Youth Offender Program Offers Last Chance

Case Manager Melody Campbell (left front) and support staff (from left) Bailey Frazier, Willie Foxx, and Minister Judith Owens administer the Adolescent Offender Program in Yalobusha County. The year-long program will serve youths from 12 to 17. – Photo by Jack Gurner


By Jack Gurner
Reporter


WATER VALLEY – Youthful offenders in Yalobusha County are getting one last chance under a new program that just moved into recently renovated quarters downtown.

The Adolescent Offender Program (AOP), located at 419 Railroad Avenue, is one of eight operated by the non-profit Recruitment and Training Program of Mississippi, Inc. of Columbus.
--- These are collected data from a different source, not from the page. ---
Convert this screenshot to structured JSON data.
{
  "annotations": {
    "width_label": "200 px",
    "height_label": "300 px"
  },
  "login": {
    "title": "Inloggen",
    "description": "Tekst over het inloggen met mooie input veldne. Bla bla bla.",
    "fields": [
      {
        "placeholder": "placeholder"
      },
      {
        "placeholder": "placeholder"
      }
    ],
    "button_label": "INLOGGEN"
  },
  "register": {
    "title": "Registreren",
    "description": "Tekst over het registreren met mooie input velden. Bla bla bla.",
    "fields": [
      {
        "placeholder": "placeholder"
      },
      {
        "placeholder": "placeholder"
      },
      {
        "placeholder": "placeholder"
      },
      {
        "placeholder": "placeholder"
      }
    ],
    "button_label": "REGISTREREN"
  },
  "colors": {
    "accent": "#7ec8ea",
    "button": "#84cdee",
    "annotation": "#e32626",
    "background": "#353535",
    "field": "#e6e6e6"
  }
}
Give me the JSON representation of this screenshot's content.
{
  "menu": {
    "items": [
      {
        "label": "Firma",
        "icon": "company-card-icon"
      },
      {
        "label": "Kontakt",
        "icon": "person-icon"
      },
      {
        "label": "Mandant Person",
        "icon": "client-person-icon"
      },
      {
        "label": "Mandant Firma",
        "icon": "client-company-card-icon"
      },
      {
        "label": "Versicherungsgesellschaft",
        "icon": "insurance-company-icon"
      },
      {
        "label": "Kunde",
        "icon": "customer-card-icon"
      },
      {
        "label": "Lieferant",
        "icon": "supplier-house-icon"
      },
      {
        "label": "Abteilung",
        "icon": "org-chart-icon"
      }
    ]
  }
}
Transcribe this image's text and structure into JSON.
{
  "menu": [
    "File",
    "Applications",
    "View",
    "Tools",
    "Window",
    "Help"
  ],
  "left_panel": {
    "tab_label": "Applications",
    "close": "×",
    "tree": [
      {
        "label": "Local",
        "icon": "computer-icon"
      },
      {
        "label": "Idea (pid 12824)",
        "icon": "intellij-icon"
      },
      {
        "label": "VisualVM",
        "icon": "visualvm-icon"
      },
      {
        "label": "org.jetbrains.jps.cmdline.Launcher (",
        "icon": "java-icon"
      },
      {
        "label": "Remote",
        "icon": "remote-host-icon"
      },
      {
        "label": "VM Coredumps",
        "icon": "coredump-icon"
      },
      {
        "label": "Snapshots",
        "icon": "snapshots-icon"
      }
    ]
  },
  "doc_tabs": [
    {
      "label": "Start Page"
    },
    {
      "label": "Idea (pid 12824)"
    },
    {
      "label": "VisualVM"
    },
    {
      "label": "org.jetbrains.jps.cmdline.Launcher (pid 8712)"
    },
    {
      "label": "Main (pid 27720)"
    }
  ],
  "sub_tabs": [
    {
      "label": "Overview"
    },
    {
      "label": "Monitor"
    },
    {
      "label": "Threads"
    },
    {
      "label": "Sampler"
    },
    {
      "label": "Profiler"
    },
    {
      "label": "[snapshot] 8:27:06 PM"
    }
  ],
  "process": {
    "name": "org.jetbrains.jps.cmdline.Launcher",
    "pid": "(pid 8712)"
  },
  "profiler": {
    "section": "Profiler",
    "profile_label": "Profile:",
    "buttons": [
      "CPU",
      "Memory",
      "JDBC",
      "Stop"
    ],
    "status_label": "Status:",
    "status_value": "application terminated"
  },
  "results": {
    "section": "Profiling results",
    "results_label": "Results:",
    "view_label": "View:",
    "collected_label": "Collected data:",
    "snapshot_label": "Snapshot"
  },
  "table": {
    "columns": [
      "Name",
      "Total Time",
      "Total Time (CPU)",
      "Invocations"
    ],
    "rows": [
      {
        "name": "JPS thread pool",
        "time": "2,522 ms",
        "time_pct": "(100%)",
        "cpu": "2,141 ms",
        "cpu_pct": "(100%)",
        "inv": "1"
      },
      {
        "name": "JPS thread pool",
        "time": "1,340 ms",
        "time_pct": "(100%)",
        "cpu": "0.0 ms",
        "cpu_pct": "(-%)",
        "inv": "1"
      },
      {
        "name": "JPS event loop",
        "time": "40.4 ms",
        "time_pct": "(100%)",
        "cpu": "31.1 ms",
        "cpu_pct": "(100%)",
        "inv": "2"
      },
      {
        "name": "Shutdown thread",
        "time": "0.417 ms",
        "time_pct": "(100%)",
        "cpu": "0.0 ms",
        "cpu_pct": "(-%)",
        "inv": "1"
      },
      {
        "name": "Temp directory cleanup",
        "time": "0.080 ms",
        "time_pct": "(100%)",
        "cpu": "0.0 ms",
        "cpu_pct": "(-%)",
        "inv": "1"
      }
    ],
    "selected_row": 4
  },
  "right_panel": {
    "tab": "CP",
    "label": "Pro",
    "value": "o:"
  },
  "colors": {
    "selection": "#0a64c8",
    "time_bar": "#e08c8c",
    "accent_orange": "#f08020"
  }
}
Among the aims is to decrease criminal activity, improve school attendance and performance, and inspire adolescents to be more positive, goal-oriented individuals, according to the Mississippi Department of Human Services.

 “Our program is the last step between a juvenile and training school,” said Melody Campbell, case manager for the local AOP. “If the judge didn’t order them to us, they would be ordered to training school. The program is their probation.”

Currently the yearlong program serves nine at-risk youth and Campbell expects to have six more enrolled by June 30. Participants range in age from 12 to 17.

During the first of three phases, the youths have to attend four, two-hour sessions after school each week. “They also have an 8 p.m. curfew and they can’t have any other encounters with law enforcement,” Campbell said.

“We try to address things that we see the kids are dealing with. A lot of the kids we get are angry. During the teen-age years some kids are just finding their way in the world. They don’t know why they are angry, they are just mad. We try to work through that in counseling,” Campbell continued.

“After the first six months they can move up to phase two which lasts three months,” she said. During the second phase, participants only have to come two days a week, but they have to meet all the other guidelines.

Program participants must maintain a B average in their schoolwork and they are subject to random drug testing.

“In phase three they don’t have to come to regular sessions,” she added, but emphasized that program administrators continue to monitor the youth’s progress.

If the young offender violates the terms of their probation, they are removed from the program and can be ordered into state custody. “If you go to training school, when you get out you go through AOP all over again,” Campbell said, “Training school is teenager’s jail. You’re told when to go to bed and when to get up. When you’re a teenager, that’s worse than Parchman.”

According to figures from the Mississippi Department of Human Services, keeping young offenders in the AOP program instead of placing them in training schools has saved taxpayers in excess of $346 million over the past five years.

In the long run, there is more to be saved than just money. The abilities of these young people shouldn’t be underestimated, Campbell said. “Most of these kids are as smart as anybody you’ll find in school. They just need to be directed. They need an outlet. We try to instill in them some hope.”